そして、現代の栄養学でも甘酒の実力は裏付けられています。

ブドウ糖、ビタミンB群、アミノ酸、オリゴ糖、食物繊維などを豊富に含み、ノンアルコールで体にやさしく、消化吸収もスムーズ。腸内環境の改善や代謝促進、さらには体力の回復にも一役買ってくれる、まさに“飲む点滴”のような存在です。
甘酒はそのまま飲むだけでなく、ヘルシーな調味料としても活躍します。
たとえば、ドレッシングや和えものとしてサラダに使えば、さっぱりとおいしく仕上がり、肺を潤しながら体にやさしい一皿に。
甘酒ドレッシングの作り方
【材料】
・米麹甘酒(ノンアルコール)…大さじ3
・米酢…大さじ1
・しょうゆ…小さじ1/2
・ごま油…数滴
すべての材料をよく混ぜるだけ。まろやかな酸味とやさしい甘さが絶妙で、口当たりのやさしいドレッシングになります。
甘酒ドレッシングの海藻チキンサラダ
【材料(2人分)】
・鶏むね肉…100g(ゆでて細く裂く)
・きゅうり…1/2本(スライスして塩もみ)
・サラダほうれん草または水菜…ひとつかみ
・乾燥海藻…適量(水で戻す)
・青じそ…2枚(細切り)
・甘酒ドレッシング(上記の分量)
【作り方】
すべての具材をボウルで混ぜ、甘酒ドレッシングをかけてよく和えるだけ。

このサラダは、鶏肉で気を補い、甘酒で肺と胃をやさしく潤し、きゅうりで熱を冷まし、海藻で余分な熱や湿気を整えてくれるバランスの良い一皿です。さらに、紫蘇が気の巡りを促し、さっぱりとした風味で全体をまとめながら、胃腸の調子もととのえてくれます。
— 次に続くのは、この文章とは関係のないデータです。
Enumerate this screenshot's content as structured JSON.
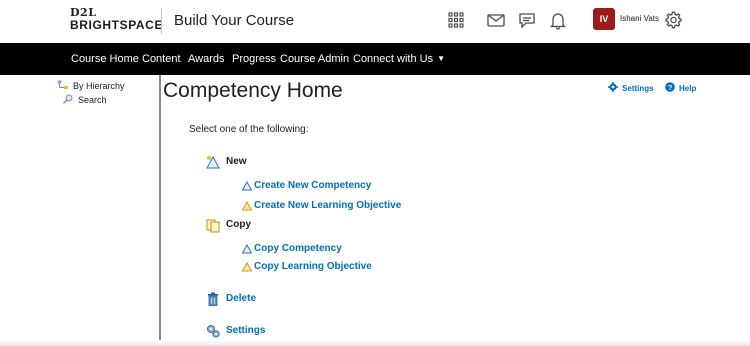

冷たすぎず、でもすっきりと食べやすいこのサラダは、秋のはじまりに起こりやすい「乾燥」と「湿気」が入り混じる季節の不調を、やさしく整えてくれる一皿です。そこに甘酒の力が加わることで、消耗した気をすばやく補い、体の内側からふっと力がわいてくるような感覚をもたらしてくれます。
季節の変わり目に、食べることで心と体をととのえる――そんなやさしい習慣を、甘酒とともに始めてみませんか。